COS 5-7 - Functional groups of herbivores and algae shape the resilience of coral reef ecosystems

Monday, August 12, 2019: 3:40 PM
M111, Kentucky International Convention Center
Shayna Sura1, Peggy Fong1 and James O. Lloyd-Smith2, (1)Ecology and Evolutionary Biology, UCLA, Los Angeles, CA, (2)Ecology and Evolutionary Biology, University of California-Los Angeles, Los Angeles, CA
Background/Question/Methods

Communities worldwide are experiencing anthropogenic disturbances often causing shifts to degraded states. When a community’s resilience, defined as resistance to and recovery from disturbance, is exceeded it can shift to a degraded state.

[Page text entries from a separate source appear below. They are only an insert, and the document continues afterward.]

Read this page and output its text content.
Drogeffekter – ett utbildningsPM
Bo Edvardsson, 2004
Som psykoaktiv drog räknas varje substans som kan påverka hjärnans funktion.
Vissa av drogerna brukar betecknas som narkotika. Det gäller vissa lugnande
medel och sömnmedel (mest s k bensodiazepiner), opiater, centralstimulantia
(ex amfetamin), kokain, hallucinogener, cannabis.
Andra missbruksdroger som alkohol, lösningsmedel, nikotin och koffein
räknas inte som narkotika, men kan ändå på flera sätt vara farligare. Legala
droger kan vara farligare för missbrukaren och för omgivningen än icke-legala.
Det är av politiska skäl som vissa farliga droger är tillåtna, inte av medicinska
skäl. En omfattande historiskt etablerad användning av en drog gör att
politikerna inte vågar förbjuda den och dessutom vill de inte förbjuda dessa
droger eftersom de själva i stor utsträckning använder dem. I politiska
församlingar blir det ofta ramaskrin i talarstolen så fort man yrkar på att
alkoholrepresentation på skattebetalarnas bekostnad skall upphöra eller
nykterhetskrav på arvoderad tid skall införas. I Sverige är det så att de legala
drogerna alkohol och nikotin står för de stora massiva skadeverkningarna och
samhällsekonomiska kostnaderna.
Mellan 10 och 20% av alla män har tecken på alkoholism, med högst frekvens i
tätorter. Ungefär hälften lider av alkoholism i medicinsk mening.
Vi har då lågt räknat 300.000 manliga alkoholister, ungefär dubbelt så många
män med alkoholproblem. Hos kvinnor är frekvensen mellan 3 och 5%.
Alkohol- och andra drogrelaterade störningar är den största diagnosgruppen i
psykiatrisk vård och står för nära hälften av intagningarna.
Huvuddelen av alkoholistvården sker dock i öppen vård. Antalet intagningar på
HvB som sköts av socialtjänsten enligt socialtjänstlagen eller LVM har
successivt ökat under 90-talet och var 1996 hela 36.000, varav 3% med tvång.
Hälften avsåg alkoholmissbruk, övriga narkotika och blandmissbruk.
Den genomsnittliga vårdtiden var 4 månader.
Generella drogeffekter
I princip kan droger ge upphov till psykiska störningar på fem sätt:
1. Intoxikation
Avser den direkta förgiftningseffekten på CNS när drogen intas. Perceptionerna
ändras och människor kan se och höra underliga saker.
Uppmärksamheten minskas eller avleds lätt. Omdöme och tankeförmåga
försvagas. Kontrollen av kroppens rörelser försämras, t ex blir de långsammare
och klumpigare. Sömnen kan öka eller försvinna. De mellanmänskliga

For effective management, it is critical to know whether these shifts are gradual, threshold responses, or bifurcations indicating alternative stable states (ASS). Overfishing is an anthropogenic disturbance that can contribute to shifts from healthy coral reefs to degraded algal-dominated states. While herbivorous fish are known to promote healthy reefs because they consume algae, the functional diversity of herbivorous fish is often overlooked in models testing for ASS. My objective was to incorporate herbivore and algal functional groups into a coral reef model to determine how this important ecological structure affects model predictions of the impact of fishing pressure on coral reef health and whether overfishing can cause ASS. I expanded a previous coral reef model to incorporate three herbivore (grazers, browsers, generalists) and two algal (turf, macroalgae) functional groups. I examined coral reef health (final coral cover) and resilience (bistability and hysteresis) under different levels of fishing, different initial reef states (coral vs. algal-dominated), and different herbivorous fish communities (dominated by grazers, browsers, or generalists).

Results/Conclusions

My model predicts that communities with functional complementarity support healthy coral reefs, but as fishing pressure increases, functional redundancy becomes crucial to maintaining reef health. On healthy reefs, algal community composition has little effect on reef health, regardless of fishing pressure. However, on degraded reefs (with high macroalgal cover and skewed herbivore community), reef recovery is affected by the abundance of different algal functional groups. Finally, herbivore community composition affects which fishing pressure conditions lead to bistability and hysteresis. Specifically, my model predicts a reef community can exhibit bistability and hysteresis even with no overfishing when the herbivore community is skewed towards grazers. Overall, incorporating functional groups into models provides insights about which functional groups are more important for healthy vs. degraded community states. Thus, it is important to incorporate functional groups into models when examining community responses to disturbance because ignoring functional groups can mask conditions resulting in bistability and hysteresis. To effectively manage communities in response to disturbance and to prevent shifts to degraded states, it is critical to know what conditions lead to ASS, which can be shaped by the functional roles of species present in the system.